Massa-Mariba.JPGPrédication du dimanche 2 mai 2010

Exode XVII, 1 à 7

Marc VIII, 11 à 12

II Thessaloniciens II, 7 à 12

 

Après les eaux de Mara, puis l’épisode de la mâne, nous voici maintenant devant le rocher de Rephidim, ce rocher dont l’eau jaillit. Et si vous avez lu à la suite ces trois épisodes, sans doute avez-vous eu ressenti une certaine impression de déjà vu. Le peuple murmure contre Moïse. Moïse crie vers Dieu. Dieu répond à Moïse et un prodige s’accomplit.
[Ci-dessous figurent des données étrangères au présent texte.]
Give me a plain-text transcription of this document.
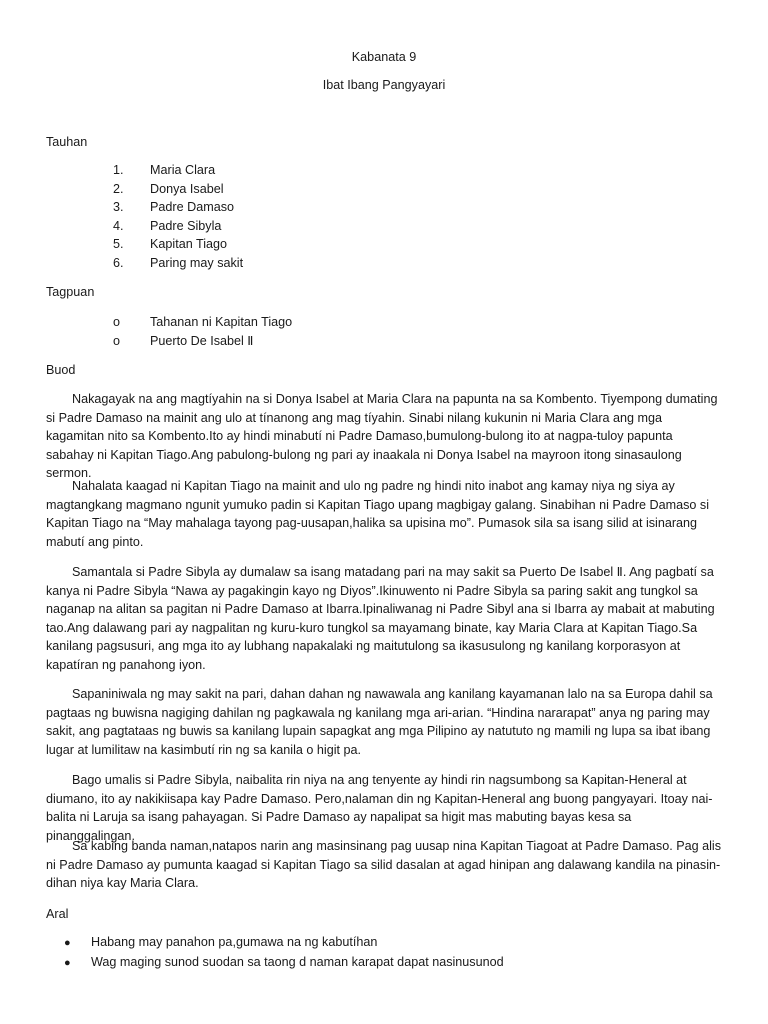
Kabanata 9
Ibat Ibang Pangyayari
Tauhan
1. Maria Clara
2. Donya Isabel
3. Padre Damaso
4. Padre Sibyla
5. Kapitan Tiago
6. Paring may sakit
Tagpuan
o Tahanan ni Kapitan Tiago
o Puerto De Isabel Ⅱ
Buod

Nakagayak na ang magtíyahin na si Donya Isabel at Maria Clara na papunta na sa Kombento. Tiyempong dumating si Padre Damaso na mainit ang ulo at tínanong ang mag tíyahin. Sinabi nilang kukunin ni Maria Clara ang mga kagamitan nito sa Kombento.Ito ay hindi minabutí ni Padre Damaso,bumulong-bulong ito at nagpa-tuloy papunta sabahay ni Kapitan Tiago.Ang pabulong-bulong ng pari ay inaakala ni Donya Isabel na mayroon itong sinasaulong sermon.

Nahalata kaagad ni Kapitan Tiago na mainit and ulo ng padre ng hindi nito inabot ang kamay niya ng siya ay magtangkang magmano ngunit yumuko padin si Kapitan Tiago upang magbigay galang. Sinabihan ni Padre Damaso si Kapitan Tiago na “May mahalaga tayong pag-uusapan,halika sa upisina mo”. Pumasok sila sa isang silid at isinarang mabutí ang pinto.

Samantala si Padre Sibyla ay dumalaw sa isang matadang pari na may sakit sa Puerto De Isabel Ⅱ. Ang pagbatí sa kanya ni Padre Sibyla “Nawa ay pagakingin kayo ng Diyos”.Ikinuwento ni Padre Sibyla sa paring sakit ang tungkol sa naganap na alitan sa pagitan ni Padre Damaso at Ibarra.Ipinaliwanag ni Padre Sibyl ana si Ibarra ay mabait at mabuting tao.Ang dalawang pari ay nagpalitan ng kuru-kuro tungkol sa mayamang binate, kay Maria Clara at Kapitan Tiago.Sa kanilang pagsusuri, ang mga ito ay lubhang napakalaki ng maitutulong sa ikasusulong ng kanilang korporasyon at kapatíran ng panahong iyon.

Sapaniniwala ng may sakit na pari, dahan dahan ng nawawala ang kanilang kayamanan lalo na sa Europa dahil sa pagtaas ng buwisna nagiging dahilan ng pagkawala ng kanilang mga ari-arian. “Hindina nararapat” anya ng paring may sakit, ang pagtataas ng buwis sa kanilang lupain sapagkat ang mga Pilipino ay natututo ng mamili ng lupa sa ibat ibang lugar at lumilitaw na kasimbutí rin ng sa kanila o higit pa.

Bago umalis si Padre Sibyla, naibalita rin niya na ang tenyente ay hindi rin nagsumbong sa Kapitan-Heneral at diumano, ito ay nakikiisapa kay Padre Damaso. Pero,nalaman din ng Kapitan-Heneral ang buong pangyayari. Itoay nai-balita ni Laruja sa isang pahayagan. Si Padre Damaso ay napalipat sa higit mas mabuting bayas kesa sa pinanggalingan.

Sa kabing banda naman,natapos narin ang masinsinang pag uusap nina Kapitan Tiagoat at Padre Damaso. Pag alis ni Padre Damaso ay pumunta kaagad si Kapitan Tiago sa silid dasalan at agad hinipan ang dalawang kandila na pinasin-dihan niya kay Maria Clara.

Aral
● Habang may panahon pa,gumawa na ng kabutíhan
● Wag maging sunod suodan sa taong d naman karapat dapat nasinusunod
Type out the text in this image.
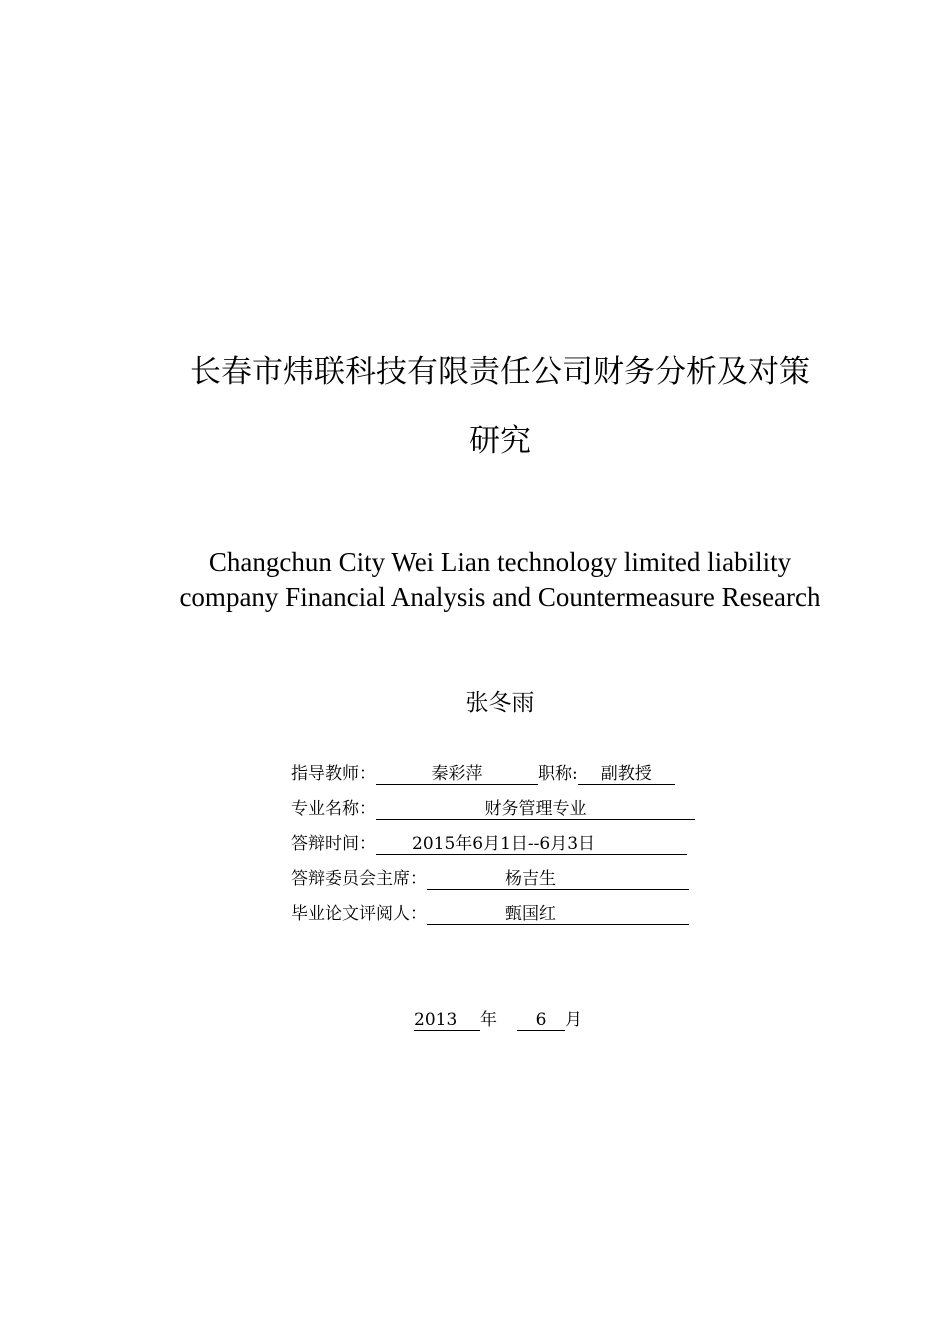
长春市炜联科技有限责任公司财务分析及对策
研究
Changchun City Wei Lian technology limited liability
company Financial Analysis and Countermeasure Research
张冬雨
指导教师：	秦彩萍	职称: 副教授
专业名称：	财务管理专业
答辩时间： 2015年6月1日--6月3日
答辩委员会主席：	杨吉生
毕业论文评阅人：	甄国红
2013 年 6 月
Ainsi, ce texte nous parle de prodiges et de contestation.

 

         De Mara à Massa et Meriba, il y a une sorte de surenchère de miracle. Non pas dans la puissance du miracle mais dans sa visibilité ; A Mara, Moïse jetait un morceau de bois dans l’eau pour la purifier. On pourrait presque penser à un phénomène naturel. La Manne,  se dépose au sol pendant la nuit, on la trouve présente au petit matin et si l’on voit bien qu’elle est d’origine surnaturelle,  on ne sait pas d’où elle vient. A Rephidim, en revanche, tout se fait sous les yeux du peuple et on insiste bien sur cette visibilité : c’est devant le peuple que Moïse frappera le rocher du bâton et même ce geste n’a pas d’autre but que d’être visible.

         Et ce crescendo dans la visibilité des miracles montre bien que le but est moins d’intervenir de façon surnaturelle que d’enseigner quelque chose aux hébreux. Et je crois que l’enseignement est à recevoir en deux points. En premier lieu, il s’agit, bien sûr, d’affirmer la présence de Dieu auprès de son peuple, de répondre une fois pour toute à cette question : « Dieu est-il parmi nous, oui ou non ? ».

Seulement, quand on regarde la suite de l’histoire, on voit bien que le prodige de Meriba pas plus que celui de la manne ou des eaux de Mara ne parvient à convaincre le peuple. Les prodiges accomplit par Dieu ne sont jamais source de foi.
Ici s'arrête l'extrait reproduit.